Roman Haefeli reduzierer at yahoo.de
Fri Feb 29 23:03:05 CET 2008


On Fri, 2008-02-29 at 12:30 -0800, Dudley Brooks wrote:
> chris clepper wrote: 
> > 
> > [gemhead 99]
> > |
> > |
> > [pix_snap]
>
>  
> Of course!  Ingenious!
> 
> However ... I tried it, and, even though the frame count output of 
> pix_record churned out frame numbers, the resulting file was only one 
> frame long and that frame only showed one of the geos.  I even made the 
> priorities of the various geos' gemheads explicitly lower and it still 
> didn't work.
> 
> I can't figure out why that particular geo registered -- none of the 
> geo's were connected to pix_snap. 
>  That's the intention, right?  

actually they don't need to be connected. you can have all the geo stuff
attached to a different [gemhead]. important is only the order of
execution. first all geos need to be rendered and _after_ that you make
a snapshot of the current buffer. that is why chris clepper is
suggesting to use a [gemhead 99] (the higher the number, the later the
according [gemhead] is drawing).

> I also 
> tried connecting several of the geos to pix_snap and the results were 
> still the same: the movie had only one frame, 

you have to send a 'snap' message to [pix_snap] for each frame you want
to capture. usually this is done with something like:

[gemhead 99]
|
[t a b]
|    /
|  [snap(
|/
[pix_snap]
|

(actually i am not sure anymore about the order: whether 'snap' or the
gemlist message should be received first)

> which contained only one 
> geo -- even when that particular geo was the only one which was *not* 
> connected to pix_snap. So the connections were irrelevant.

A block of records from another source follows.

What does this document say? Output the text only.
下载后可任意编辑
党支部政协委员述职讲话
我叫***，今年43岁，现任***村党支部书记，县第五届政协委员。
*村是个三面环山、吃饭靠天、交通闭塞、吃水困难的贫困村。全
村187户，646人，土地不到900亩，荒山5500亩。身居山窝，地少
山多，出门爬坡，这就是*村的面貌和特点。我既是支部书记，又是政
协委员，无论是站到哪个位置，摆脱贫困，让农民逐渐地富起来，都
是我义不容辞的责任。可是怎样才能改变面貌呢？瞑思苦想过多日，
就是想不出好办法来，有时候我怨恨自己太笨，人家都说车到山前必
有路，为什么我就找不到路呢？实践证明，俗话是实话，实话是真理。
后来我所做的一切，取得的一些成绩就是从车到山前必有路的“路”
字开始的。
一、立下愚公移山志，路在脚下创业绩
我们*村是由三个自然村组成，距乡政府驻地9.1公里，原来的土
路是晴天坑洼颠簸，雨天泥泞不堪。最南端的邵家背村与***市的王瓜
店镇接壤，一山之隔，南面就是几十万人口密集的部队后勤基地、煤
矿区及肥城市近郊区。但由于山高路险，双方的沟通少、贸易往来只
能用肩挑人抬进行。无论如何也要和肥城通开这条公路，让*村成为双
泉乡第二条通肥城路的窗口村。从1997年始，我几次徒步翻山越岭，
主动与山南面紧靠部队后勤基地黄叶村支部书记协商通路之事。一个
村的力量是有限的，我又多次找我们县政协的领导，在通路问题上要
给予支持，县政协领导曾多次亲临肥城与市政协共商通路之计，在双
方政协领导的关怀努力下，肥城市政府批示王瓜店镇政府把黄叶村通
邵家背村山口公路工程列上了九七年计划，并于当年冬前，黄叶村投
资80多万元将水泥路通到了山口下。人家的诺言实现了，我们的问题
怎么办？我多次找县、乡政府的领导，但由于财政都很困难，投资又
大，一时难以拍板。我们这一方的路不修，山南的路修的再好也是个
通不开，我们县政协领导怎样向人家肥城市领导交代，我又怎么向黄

exactly, they _are_ irrelevant. geos are drawn to the framebuffer and
[pix_snap] captures a snapshot of the buffer, which means there is no
connection needed.

> 
> I assume it has something to do with rendering/buffering, but I don't 
> know enough about those.

i hope it rather helps than it confuses, but for me it was important to
understand, that Gem doesn't really reflect the dataflow paradigm:
unlike in pd's audio connection, not the data itself is 'flowing'
through the connections. rather Gem's object classes are used to compose
instructions for the graphic card. those instructions are passed through
all objects (actually only a pointer is passed around) and then the
instructions are sent to card, where all the geos, textures and stuff
are drawn into the buffer. when all the calculations are finished, the
content of the buffer is displayed in the gemwin.
(@devs: please correct me, if i am saying bullshit...)
 yo...having said, it might be easy now to understand a few cool tricks
in Gem. for example, you don't necessarily need several geo objects
(e.g. [cube]) in order to draw several of them. you could draw as many
cubes with only one [cube] by passing more than one gemlist message per
tick to it (a.k.a multiplying the number of instructions):

[gemhead]
|
[t a a a a]
| / / /
[rotateXYZ 2 4 6]
|
[translateXYZ 0.2 0.1 0.3]
|
[cube]


i hope that sheds some light on your questions.